La sco­lar­ité de Fleur Thes­mar à l’École la vit atten­tive aux cours de ses enseignants, en math­é­ma­tiques surtout, ceux de Jean-Pierre Bour­guignon (X66) et Nicole El Karoui, et de lit­téra­ture, avec Alain Finkielkraut. Pour son ser­vice nation­al, elle fut offici­er de ren­seigne­ments dans un escadron de chas­se à la base aéri­enne de Cam­brai.

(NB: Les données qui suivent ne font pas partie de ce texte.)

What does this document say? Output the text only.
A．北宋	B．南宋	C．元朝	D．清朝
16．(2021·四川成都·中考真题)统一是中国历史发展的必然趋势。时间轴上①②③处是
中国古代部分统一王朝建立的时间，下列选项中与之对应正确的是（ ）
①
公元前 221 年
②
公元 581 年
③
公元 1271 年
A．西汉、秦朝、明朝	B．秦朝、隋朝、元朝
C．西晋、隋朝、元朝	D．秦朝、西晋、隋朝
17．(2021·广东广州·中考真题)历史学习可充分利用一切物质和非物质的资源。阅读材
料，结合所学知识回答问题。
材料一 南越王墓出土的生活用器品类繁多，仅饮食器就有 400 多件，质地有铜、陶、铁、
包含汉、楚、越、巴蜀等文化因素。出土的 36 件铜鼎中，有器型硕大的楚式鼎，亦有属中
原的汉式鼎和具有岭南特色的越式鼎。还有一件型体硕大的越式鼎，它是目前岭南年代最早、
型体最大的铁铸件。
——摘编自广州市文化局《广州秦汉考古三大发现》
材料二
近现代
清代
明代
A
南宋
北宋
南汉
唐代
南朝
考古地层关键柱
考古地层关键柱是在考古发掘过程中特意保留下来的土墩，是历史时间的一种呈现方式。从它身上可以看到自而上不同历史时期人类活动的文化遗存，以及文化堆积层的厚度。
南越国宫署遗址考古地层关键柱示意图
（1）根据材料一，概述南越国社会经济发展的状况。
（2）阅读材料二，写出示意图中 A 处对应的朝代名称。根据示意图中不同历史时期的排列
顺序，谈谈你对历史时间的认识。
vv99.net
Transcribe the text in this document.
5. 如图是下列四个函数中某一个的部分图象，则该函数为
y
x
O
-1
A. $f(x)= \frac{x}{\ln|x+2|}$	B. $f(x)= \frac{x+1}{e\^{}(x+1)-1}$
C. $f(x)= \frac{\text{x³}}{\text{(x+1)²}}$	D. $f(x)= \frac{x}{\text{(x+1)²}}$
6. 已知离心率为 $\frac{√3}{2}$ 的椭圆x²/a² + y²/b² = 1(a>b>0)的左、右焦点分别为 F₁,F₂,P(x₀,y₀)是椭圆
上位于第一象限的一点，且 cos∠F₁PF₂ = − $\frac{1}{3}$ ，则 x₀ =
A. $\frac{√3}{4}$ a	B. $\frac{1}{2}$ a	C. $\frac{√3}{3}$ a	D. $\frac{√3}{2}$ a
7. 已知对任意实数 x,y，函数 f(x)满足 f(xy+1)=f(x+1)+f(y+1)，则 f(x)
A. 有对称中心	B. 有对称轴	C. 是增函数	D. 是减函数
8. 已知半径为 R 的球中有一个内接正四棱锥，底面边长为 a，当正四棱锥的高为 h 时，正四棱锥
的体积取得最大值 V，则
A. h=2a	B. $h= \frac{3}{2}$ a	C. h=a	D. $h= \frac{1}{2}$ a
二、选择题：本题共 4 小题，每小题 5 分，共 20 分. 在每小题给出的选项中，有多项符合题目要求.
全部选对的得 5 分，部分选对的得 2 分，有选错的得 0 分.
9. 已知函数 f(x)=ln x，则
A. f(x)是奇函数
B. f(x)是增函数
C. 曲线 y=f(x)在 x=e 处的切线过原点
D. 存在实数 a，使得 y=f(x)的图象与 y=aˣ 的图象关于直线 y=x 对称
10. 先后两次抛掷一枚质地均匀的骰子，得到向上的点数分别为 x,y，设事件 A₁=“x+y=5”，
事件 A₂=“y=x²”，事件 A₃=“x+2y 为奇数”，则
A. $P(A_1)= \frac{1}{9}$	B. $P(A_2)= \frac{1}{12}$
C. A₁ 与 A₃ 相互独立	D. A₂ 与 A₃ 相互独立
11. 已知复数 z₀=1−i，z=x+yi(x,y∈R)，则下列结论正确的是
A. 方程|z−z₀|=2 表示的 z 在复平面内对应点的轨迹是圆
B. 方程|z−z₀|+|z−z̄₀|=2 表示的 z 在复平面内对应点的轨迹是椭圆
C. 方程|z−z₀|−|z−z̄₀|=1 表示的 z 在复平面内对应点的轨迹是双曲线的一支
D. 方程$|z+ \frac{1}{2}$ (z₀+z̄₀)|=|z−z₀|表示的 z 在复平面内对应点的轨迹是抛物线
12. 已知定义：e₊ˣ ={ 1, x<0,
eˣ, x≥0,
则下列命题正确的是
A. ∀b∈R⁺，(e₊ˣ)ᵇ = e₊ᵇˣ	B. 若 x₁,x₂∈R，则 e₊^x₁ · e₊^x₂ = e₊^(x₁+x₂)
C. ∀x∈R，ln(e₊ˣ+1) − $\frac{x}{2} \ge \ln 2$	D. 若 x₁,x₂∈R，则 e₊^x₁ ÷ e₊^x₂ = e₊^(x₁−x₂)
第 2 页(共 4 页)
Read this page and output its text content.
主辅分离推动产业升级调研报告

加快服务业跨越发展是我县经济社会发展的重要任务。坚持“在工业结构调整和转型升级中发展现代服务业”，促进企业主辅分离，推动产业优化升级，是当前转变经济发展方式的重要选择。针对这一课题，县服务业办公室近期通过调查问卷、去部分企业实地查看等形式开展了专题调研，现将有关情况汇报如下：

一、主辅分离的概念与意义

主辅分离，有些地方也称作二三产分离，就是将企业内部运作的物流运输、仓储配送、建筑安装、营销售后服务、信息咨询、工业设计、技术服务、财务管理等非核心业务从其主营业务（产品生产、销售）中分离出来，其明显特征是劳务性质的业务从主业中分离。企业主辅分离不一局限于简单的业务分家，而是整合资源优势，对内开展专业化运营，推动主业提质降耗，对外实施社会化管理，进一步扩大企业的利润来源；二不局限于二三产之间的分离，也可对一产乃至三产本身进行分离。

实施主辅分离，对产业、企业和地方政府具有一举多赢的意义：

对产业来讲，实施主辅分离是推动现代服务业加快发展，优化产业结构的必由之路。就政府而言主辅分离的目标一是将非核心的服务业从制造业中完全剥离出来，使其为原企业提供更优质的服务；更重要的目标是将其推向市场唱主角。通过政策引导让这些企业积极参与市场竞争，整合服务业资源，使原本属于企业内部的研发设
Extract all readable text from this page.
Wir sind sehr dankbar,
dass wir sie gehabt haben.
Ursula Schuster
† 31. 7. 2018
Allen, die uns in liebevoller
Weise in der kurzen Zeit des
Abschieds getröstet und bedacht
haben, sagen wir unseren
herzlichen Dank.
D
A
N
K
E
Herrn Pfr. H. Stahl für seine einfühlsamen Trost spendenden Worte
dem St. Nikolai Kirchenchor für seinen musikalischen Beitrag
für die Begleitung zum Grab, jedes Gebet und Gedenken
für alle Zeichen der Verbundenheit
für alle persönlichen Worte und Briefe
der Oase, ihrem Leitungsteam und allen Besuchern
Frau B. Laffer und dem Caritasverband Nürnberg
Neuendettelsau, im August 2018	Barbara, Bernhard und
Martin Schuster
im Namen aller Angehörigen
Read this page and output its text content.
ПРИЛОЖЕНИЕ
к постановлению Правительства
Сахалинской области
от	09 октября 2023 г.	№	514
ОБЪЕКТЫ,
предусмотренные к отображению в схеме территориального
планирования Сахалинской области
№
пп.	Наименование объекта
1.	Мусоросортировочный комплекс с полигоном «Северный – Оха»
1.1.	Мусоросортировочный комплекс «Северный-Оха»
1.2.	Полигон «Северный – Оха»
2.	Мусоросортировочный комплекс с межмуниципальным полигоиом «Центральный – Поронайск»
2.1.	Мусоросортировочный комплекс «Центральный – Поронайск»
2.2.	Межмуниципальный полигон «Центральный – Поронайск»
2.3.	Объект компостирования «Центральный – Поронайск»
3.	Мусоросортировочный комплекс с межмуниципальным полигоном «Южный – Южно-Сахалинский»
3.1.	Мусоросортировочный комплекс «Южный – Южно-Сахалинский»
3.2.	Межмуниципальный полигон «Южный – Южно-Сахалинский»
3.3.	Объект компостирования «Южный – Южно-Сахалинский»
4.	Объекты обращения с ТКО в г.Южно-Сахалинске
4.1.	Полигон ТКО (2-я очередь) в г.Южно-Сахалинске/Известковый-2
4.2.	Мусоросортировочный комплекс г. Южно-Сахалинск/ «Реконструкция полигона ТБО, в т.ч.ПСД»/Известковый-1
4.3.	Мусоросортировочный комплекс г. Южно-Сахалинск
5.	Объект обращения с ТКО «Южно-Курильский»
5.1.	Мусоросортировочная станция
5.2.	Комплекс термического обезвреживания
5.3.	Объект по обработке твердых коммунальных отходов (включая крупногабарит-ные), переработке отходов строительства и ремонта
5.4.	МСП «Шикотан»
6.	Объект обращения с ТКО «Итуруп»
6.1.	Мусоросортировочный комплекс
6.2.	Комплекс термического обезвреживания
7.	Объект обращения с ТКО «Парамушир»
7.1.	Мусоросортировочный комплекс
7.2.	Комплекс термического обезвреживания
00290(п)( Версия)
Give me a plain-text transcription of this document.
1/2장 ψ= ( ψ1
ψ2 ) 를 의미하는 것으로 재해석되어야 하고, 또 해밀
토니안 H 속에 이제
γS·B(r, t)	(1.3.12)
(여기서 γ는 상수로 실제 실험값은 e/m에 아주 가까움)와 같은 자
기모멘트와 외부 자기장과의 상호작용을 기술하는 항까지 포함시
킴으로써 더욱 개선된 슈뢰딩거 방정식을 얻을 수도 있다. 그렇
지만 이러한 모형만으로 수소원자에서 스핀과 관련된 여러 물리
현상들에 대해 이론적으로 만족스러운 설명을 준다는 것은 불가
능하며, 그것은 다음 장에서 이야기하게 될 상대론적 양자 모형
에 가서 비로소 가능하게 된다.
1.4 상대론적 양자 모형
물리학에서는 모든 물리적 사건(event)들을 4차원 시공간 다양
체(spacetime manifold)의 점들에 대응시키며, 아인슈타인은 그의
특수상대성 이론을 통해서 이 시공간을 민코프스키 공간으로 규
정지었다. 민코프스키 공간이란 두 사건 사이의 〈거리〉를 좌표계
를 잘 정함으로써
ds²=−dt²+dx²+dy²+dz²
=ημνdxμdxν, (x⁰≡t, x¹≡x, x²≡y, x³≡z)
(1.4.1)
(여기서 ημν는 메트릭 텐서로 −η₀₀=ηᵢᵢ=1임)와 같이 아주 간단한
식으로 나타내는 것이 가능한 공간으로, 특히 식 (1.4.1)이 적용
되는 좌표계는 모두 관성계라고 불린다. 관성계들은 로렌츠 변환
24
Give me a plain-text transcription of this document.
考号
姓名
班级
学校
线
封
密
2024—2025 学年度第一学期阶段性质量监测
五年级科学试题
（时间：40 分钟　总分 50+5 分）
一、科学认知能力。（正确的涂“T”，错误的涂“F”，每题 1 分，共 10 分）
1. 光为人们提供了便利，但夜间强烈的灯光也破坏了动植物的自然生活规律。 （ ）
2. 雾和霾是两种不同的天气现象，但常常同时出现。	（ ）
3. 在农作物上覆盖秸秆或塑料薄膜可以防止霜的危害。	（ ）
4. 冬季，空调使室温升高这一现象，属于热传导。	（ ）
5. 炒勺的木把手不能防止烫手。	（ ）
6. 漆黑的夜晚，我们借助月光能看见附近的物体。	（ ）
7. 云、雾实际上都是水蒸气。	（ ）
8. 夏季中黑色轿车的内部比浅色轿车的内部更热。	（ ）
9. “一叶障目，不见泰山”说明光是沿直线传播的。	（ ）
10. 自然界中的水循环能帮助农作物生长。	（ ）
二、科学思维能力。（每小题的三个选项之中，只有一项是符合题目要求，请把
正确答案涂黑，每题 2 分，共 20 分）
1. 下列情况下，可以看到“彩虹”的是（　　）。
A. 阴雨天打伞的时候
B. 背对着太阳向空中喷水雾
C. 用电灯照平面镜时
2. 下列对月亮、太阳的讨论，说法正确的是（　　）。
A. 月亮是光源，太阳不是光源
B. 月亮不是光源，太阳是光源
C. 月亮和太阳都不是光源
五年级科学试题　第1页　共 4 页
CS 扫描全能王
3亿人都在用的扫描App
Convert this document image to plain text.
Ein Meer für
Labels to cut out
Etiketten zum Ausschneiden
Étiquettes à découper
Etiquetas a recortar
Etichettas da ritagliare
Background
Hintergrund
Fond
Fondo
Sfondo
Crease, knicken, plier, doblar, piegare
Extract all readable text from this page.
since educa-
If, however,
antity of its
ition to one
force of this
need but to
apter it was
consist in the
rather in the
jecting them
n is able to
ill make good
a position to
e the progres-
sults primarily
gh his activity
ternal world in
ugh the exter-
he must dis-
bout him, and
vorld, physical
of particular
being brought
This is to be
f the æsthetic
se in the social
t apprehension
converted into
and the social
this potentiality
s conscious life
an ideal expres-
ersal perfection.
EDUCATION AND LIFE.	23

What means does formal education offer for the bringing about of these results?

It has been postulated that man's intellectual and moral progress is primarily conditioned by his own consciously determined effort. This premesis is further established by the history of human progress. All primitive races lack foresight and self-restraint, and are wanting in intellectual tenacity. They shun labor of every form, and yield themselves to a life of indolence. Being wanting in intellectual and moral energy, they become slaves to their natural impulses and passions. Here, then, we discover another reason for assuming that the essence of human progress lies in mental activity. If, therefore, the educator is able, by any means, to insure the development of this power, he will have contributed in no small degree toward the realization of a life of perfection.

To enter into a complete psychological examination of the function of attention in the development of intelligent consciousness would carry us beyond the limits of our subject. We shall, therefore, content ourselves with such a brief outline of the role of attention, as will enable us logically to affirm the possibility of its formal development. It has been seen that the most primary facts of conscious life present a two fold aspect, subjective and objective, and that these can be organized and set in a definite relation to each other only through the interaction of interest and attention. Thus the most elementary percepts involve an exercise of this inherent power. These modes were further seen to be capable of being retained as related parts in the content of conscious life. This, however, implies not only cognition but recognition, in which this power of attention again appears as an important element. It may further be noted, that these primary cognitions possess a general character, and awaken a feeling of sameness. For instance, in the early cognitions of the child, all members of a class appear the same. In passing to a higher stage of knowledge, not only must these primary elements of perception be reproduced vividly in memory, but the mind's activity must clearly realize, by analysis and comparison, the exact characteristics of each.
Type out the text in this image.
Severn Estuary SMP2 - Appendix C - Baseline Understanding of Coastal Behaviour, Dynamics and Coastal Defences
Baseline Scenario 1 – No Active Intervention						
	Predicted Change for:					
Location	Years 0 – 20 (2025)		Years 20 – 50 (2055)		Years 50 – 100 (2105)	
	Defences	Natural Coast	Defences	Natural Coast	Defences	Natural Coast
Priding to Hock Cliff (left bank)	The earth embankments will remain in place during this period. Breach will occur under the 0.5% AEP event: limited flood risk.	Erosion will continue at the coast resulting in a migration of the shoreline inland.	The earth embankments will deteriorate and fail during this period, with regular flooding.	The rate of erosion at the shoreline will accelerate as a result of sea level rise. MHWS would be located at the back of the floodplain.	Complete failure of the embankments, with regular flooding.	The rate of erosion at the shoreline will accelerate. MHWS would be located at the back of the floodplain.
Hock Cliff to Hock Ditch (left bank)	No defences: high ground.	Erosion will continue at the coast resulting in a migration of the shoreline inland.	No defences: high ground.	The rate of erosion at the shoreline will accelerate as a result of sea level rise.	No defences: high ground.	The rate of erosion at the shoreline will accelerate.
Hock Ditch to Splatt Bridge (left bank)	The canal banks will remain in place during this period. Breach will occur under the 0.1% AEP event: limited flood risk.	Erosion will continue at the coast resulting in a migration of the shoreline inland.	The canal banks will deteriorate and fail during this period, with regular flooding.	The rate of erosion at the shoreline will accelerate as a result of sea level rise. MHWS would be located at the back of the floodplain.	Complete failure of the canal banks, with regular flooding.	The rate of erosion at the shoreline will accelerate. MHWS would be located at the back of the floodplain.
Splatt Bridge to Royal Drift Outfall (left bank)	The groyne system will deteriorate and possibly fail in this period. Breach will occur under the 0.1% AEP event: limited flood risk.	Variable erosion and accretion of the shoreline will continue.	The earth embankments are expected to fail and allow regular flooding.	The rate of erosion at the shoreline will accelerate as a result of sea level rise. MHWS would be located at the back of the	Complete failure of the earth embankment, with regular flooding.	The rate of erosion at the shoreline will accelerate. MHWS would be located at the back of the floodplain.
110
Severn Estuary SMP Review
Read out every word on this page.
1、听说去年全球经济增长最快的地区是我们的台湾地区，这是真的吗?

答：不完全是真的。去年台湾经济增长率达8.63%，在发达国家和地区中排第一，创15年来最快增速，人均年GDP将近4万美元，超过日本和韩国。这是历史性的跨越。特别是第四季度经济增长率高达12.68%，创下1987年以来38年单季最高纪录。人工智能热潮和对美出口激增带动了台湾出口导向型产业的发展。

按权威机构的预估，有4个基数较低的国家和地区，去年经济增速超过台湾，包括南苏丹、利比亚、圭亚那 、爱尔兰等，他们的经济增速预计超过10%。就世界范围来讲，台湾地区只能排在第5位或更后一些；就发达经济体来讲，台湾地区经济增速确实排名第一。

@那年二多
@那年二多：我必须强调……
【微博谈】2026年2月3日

D’une famille de grands uni­ver­si­taires, fille du nor­malien et math­é­mati­cien Paul Deheuvels, sta­tis­ti­cien émi­nent qui fut à la tête du Lab­o­ra­toire de sta­tis­tique théorique et appliquée (uni­ver­sité Paris-VI), elle fit sa pré­pa à Louis-le-Grand. De son enfance, je retiens surtout son émer­veille­ment devant le monde naturel et la séduc­tion qu’exerça sur elle, dès l’enfance, la peinture.

On le con­state, mon texte prend la chronolo­gie à con­tre-sens – en hom­mage délibéré à la per­spec­tive inverse – point de fuite devant le tableau plutôt que der­rière – qu’affectionne Fleur Thes­mar, cette poly­techni­cienne ravie d’avoir trou­vé sa voie.